The fast-moving fire on Friday tore through the seven-story building — which was set to include 196 apartments and 31,500 square feet of retail space — and seared neighboring structures, prompting evacuations of neighboring homes.
Friday's blaze started near the center of the building, as did one of the Emeryville fires. Last week's fire started about 4:30 a.m., the October fire about 5 a.m.
"I think it's arson," Holliday said Monday. "In my opinion, the means and method that were used on my fires seem identical to this fire. It seems to me that it's the same people."
The ATF is offering up to $110,000 for information leading to the arrest and conviction of the person or people responsible for the three earlier arsons.
At the time of both Emeryville fires, Holliday said his development was two thirds of the way complete. Now, after pouring $50 million into the project, he's left to rebuild for a third time.

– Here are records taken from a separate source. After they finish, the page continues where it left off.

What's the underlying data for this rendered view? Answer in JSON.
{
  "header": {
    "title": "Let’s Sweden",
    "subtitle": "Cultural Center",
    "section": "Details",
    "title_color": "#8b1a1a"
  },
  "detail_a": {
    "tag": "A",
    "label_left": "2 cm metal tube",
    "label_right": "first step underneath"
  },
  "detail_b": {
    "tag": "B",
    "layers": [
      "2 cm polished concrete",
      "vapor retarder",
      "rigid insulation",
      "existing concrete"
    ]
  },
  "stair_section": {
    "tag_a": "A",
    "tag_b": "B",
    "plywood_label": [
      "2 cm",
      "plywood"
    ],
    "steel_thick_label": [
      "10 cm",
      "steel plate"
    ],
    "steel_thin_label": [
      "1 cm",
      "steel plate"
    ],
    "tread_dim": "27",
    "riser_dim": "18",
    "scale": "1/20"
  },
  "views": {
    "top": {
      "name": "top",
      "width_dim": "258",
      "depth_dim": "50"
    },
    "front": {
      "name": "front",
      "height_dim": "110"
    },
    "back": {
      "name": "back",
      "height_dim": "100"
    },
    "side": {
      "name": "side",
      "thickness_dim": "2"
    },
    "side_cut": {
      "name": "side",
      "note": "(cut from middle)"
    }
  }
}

"It doesn't do anything for a housing problem to burn housing down...There's not a lot of rationality to some of the behavior I see out there," he said. "Millions and millions of dollars in damage has been done...It's really destructive."
On Friday, Oakland Mayor Libby Schaaf said at a news conference that she was concerned about the fires.
"Oakland is in the middle of a housing crisis, and the loss of these valuable units only exacerbates it," she said.
8 p.m.: This article was updated to include an interview with a developer.